浪岡 そうです。一番まで作った状態のときに「恋標」のMVの撮影で時間が余ったので、メンバーで「閃光花」の展開どうしようか……って話をしました。“なんか最後だけテンポ変わったらカッコ良さそうだよね”みたいな話をして、そこから僕がデモを打ち込んでいった流れだったと思います。
──サブスク時代ということもあって、浪岡さんは曲の頭でリスナーの心を掴むことを意識されているそうですね。この曲も歌始まりということもあり、ヴォーカルのレコーディングはかなり時間をかけて録ったのですか?
浪岡 そうですね。頭は特に納得いくテイクが録れるまで粘ることが多いです。
──今回の曲だと何テイクぐらい録るんですか?
浪岡 けっこう録ったなぁ……10は録ってるかな。
大島 絶対録ってる! 絶対録ってる!
浪岡 頭はかなり粘ったと思いますね。
大島 時には1回録って、次行って、最後にもう1回頭を録り直して……みたいなこともするので、納得いくまで何回もやっているイメージがありますね。

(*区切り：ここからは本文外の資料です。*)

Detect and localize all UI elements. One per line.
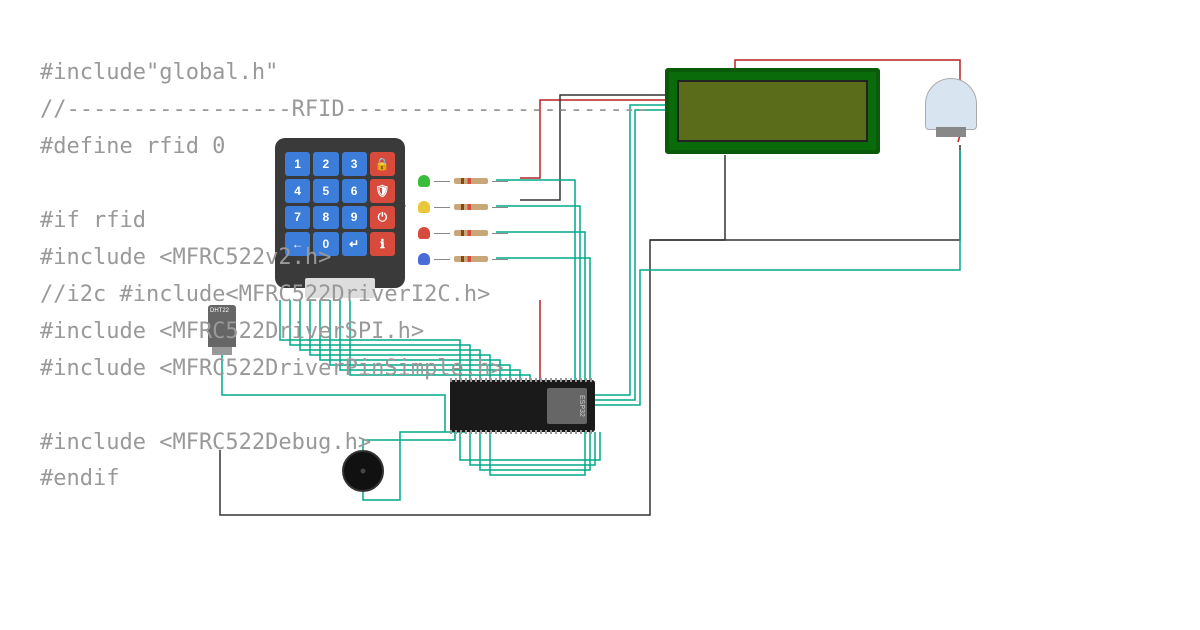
lcd-screen — [677, 80, 868, 142]
source-code-overlay: #include"global.h" //-----------------RF… — [40, 55, 649, 498]
lcd-20x4 — [665, 68, 880, 154]
pir-sensor — [925, 78, 977, 130]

──ラストの《残れ》はハイトーンで、強く感情が揺さぶられます。
大島 浪岡の! うんうんうん。
──あの強さの発声での音域としては、浪岡さんの中でもかなり高いほうになるのですか?
浪岡 そうですね。僕もこの声(の発声)が何なのかわからないんですけど。
大島 あははは(笑)。
浪岡 ハードロック時代はやっぱりああいう感じでした。ハードロックってけっこうハイトーンが目立つ曲が多いので、そのときにやっていたような発声をここではしてます。

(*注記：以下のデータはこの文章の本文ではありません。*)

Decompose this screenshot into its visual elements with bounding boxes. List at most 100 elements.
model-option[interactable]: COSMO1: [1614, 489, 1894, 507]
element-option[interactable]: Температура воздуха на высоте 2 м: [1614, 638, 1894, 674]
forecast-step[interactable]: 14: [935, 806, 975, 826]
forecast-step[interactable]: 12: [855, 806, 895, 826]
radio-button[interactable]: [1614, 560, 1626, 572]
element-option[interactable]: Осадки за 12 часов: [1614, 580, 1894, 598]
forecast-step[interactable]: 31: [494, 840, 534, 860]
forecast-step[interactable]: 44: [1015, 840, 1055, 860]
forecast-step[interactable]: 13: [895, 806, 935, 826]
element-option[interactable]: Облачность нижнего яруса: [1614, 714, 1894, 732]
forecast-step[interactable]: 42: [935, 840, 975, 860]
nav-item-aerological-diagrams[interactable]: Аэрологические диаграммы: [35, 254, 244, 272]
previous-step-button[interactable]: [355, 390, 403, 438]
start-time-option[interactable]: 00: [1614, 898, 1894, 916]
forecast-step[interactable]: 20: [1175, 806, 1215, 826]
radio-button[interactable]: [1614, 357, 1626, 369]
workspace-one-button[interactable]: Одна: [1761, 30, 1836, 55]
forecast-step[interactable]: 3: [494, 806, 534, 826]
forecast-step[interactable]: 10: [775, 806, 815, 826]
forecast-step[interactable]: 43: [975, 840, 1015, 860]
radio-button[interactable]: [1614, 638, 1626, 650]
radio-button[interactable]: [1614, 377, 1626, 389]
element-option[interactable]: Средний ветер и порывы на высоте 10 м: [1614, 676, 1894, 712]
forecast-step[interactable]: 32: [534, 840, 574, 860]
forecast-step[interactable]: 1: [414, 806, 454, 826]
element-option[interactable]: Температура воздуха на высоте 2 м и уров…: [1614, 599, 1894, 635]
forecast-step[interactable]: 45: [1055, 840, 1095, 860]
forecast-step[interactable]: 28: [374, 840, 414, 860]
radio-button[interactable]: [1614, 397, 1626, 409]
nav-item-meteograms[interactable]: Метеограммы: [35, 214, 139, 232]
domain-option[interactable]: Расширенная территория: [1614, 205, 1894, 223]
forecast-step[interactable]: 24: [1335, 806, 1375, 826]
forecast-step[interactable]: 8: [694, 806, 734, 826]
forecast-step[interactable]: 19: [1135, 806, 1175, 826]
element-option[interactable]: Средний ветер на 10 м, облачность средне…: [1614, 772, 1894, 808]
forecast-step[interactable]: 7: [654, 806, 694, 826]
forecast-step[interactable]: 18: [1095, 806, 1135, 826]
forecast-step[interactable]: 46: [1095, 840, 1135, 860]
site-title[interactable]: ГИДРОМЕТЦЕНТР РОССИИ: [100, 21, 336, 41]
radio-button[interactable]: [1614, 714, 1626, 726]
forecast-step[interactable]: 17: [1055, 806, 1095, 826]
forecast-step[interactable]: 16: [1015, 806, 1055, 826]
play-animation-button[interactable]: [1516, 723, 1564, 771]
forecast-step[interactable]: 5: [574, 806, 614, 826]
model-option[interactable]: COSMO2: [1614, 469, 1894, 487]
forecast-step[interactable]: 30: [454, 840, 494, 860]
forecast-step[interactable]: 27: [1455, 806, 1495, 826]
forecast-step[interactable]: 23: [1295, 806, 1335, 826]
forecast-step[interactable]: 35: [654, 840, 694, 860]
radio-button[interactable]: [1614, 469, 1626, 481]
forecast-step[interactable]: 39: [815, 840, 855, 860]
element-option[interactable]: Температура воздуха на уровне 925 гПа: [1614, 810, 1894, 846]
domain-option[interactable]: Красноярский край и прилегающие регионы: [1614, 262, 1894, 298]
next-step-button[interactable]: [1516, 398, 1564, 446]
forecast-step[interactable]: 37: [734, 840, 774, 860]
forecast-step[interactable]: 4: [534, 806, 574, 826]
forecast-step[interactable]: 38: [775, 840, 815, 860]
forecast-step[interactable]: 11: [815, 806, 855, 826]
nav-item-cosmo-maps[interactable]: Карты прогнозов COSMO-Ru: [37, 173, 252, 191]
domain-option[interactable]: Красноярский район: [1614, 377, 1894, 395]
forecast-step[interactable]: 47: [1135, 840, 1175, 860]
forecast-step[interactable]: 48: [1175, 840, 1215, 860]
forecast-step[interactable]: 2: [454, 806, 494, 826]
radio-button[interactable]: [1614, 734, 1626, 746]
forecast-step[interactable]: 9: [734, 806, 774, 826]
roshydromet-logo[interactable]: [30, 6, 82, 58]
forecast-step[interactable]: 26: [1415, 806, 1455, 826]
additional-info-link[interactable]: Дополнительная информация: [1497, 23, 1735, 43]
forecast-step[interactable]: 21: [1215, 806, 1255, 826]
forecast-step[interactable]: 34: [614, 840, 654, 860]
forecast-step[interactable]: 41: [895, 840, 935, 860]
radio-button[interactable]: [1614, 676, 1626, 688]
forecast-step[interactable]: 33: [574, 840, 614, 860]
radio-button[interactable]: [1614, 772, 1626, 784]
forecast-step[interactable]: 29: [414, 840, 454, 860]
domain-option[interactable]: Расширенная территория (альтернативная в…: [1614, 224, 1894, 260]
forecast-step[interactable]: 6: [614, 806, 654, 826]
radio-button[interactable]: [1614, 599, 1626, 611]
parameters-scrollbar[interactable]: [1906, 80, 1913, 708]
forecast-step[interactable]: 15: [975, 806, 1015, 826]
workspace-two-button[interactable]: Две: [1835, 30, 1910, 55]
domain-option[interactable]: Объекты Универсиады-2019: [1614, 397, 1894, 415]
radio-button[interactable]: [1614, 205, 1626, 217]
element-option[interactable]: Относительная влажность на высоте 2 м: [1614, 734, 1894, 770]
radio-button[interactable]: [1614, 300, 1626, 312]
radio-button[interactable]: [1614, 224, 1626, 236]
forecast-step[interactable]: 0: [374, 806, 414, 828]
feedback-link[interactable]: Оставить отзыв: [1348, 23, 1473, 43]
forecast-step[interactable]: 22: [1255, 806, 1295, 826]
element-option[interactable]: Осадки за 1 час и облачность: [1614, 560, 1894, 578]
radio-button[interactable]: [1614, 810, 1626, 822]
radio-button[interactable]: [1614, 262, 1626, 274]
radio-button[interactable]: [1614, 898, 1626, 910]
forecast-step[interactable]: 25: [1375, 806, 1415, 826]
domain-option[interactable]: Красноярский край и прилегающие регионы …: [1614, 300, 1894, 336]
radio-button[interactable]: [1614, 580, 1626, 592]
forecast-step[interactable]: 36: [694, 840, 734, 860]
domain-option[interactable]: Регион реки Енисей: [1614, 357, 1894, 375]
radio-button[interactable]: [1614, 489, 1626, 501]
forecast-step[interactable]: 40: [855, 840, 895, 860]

──最初からここではハイトーンを入れようと考えていたんですか?
浪岡 そういうイメージはありました。普通だったら真帆さんに投げるような音域なんですけど(笑)。
大島 あははは(笑)。でも、やっぱり浪岡が上に行くことでエモーショナル感がグッと増してると思うので、そこは魅力のポイントだなと思います。

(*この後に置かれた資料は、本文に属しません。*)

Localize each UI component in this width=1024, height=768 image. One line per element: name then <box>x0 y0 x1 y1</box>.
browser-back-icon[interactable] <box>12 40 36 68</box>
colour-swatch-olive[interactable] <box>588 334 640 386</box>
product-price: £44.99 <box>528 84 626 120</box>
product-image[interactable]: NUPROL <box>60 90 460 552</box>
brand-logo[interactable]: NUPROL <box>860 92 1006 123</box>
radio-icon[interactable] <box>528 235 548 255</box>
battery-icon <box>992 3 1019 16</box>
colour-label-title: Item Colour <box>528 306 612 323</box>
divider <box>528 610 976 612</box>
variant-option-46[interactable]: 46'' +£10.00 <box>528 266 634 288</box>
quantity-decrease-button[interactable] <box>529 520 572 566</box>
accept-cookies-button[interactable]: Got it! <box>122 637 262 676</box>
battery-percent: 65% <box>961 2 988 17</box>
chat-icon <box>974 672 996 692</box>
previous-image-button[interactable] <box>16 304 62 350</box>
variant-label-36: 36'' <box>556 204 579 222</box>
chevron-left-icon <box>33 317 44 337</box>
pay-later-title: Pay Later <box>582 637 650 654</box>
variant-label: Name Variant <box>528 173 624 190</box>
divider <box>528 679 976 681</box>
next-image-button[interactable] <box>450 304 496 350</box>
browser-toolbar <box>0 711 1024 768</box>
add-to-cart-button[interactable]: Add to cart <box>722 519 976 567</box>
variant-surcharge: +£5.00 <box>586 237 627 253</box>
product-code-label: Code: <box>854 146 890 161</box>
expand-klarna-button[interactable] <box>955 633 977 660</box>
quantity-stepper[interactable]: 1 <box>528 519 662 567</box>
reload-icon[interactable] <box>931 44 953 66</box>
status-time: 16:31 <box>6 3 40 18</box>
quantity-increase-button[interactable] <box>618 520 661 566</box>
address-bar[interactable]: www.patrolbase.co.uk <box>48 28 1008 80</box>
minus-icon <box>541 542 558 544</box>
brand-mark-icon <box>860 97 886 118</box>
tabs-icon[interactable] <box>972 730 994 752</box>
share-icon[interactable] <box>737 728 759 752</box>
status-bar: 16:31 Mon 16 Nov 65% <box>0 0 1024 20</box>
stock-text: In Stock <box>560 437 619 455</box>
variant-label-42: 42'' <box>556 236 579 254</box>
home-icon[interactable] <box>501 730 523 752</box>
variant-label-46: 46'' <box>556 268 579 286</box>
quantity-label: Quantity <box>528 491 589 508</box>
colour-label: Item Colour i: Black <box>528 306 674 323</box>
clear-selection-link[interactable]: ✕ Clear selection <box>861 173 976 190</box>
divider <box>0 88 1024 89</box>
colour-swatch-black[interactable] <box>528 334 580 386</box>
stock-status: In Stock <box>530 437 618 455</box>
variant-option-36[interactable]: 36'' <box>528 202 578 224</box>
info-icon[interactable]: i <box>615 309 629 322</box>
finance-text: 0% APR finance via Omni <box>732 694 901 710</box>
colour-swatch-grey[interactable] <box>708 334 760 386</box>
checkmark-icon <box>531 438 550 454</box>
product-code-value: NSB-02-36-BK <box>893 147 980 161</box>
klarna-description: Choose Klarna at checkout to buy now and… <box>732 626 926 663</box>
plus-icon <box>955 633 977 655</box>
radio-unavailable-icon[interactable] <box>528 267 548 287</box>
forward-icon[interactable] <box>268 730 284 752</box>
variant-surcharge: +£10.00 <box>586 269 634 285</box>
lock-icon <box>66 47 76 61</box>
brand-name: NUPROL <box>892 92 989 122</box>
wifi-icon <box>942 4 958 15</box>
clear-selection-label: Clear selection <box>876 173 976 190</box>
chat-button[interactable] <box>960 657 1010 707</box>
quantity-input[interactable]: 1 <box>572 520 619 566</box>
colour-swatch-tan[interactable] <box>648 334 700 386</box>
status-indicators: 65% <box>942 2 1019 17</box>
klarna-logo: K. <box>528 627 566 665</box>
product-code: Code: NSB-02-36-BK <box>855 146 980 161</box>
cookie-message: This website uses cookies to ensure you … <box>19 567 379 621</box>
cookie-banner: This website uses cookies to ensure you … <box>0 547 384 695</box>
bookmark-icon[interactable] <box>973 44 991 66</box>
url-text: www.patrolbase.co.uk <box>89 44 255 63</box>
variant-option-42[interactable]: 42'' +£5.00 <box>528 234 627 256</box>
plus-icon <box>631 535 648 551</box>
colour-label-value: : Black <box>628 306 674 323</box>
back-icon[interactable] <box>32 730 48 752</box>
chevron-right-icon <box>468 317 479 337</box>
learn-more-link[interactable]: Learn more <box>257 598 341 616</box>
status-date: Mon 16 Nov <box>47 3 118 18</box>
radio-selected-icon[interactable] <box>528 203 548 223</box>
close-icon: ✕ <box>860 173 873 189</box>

──ふたりにとって「閃光花」で歌唱の難易度が高いと感じるフレーズはありますか?
浪岡 意外とサビは簡単なんですけど、Aメロの入りはけっこう難しいですね。低いところから一気に裏声までいくパッセージがあるので、そこをキレイに歌うのは難しいなぁと思ってます。
大島 確かに、私も前半すごく苦戦した記憶があります。普通に聴いてると後半のほうが難しいんじゃないかって思うんですけど、意外と後半は自分の持ってる歌でわりといけるというか、レコーディングがすごくスムーズにいったんです。
ただ、前半は浪岡が最近すごく大事にしている“吐息多め”だったりとか、“あまりパキパキ歌い過ぎず、口を開き過ぎないこと”とか、トレンド寄りな歌い方のニュアンスを大事にしていたので。最初の《悲しみの温度は》ってところは一番回数を重ねて録っていて、一生終わらないんじゃないかなって思うぐらい録り直した記憶がありますね(笑)。
──今回、歌割りもかなり細かくて、ふたりで歌うのはすごく難しそうだなと感じるんですけど。
大島 難しい〜!
──このパート割りはどういうふうに決めているんですか?
浪岡 もう、僕の一存で決めてますね(笑)。
大島 あはははは(笑)。
浪岡 曲を作ってる段階から“ここは真帆さんが歌ったほうが音域的にいいかな”みたいなことを考えるんですけど、その流れもあって、基本的にパートをお願いする場所を伝える感じでやってます。